Boschko
Boschko

Reputation: 374

Perl: How to substitute the content after pattern CLOSED

So I cant use $' variable

But i need to find the pattern that in a file that starts with the string “by: ” followed by any characters , then replace whatever characters comes after “by: ” with an existing string $foo

im using $^I and a while loop since i need to update multiple fields in a file.

I was thinking something along the lines of [s///]

s/(by\:[a-z]+)/$foo/i

I need help. Yes this is an assignment question but im 5 hours and ive lost many brain cells in the process

Upvotes: 0

Views: 640

Answers (1)

showaltb
showaltb

Reputation: 998

Some problems with your substitution:

  1. You say you want to match by: (space after colon), but your regex will never match the space.
  2. The pattern [a-z]+ means to match one or more occurrences of letters a to z. But you said you want to match "any characters". That might be zero characters, and it might contain non-letters.
  3. You've replaced the match with $foo, but have lost by:. The entire matched string is replaced with the replacement.
  4. No need to escape : in your pattern.
  5. You're capturing the entire match in parentheses, but not using that anywhere.

I'm assuming you're processing the file line-by line. You want "starts with the string by: followed by any characters". This is the regex:

/^by: .*/

^ matches beginning of line. Then by: matches exactly those characters. . matches any character except for a newline, and * means zero-or more of the preceding item. So .* matches all the rest of the characters on the line.

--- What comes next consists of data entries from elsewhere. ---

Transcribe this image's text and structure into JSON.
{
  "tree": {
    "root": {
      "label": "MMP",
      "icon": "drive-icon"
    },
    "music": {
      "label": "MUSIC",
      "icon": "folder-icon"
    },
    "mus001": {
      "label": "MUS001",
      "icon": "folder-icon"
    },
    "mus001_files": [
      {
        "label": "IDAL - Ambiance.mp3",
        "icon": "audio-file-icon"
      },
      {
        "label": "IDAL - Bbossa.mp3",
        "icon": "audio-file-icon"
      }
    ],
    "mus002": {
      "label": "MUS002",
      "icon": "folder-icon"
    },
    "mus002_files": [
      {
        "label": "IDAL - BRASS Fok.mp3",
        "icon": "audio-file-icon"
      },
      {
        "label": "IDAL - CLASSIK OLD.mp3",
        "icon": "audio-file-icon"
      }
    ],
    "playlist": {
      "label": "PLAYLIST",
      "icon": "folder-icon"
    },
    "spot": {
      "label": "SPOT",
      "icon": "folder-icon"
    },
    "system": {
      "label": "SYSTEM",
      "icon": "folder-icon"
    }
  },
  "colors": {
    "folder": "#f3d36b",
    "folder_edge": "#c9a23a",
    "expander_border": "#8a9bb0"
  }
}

"replace whatever characters that come after by: with an existing string $foo. I assume you mean the contents of the variable $foo and not the literal characters $foo. This is:

s/^by: .*/by: $foo/;

Since we matched by:, I repeated it in the replacement string because you want to preserve it. $foo will be interpolated in the replacement string.

Another way to write this would be:

s/^(by: ).*/$1$foo/

Here we've captured the text by: in the first set of parentheses. That text will be available in the $1 variable, so we can interpolate that into the replacement string.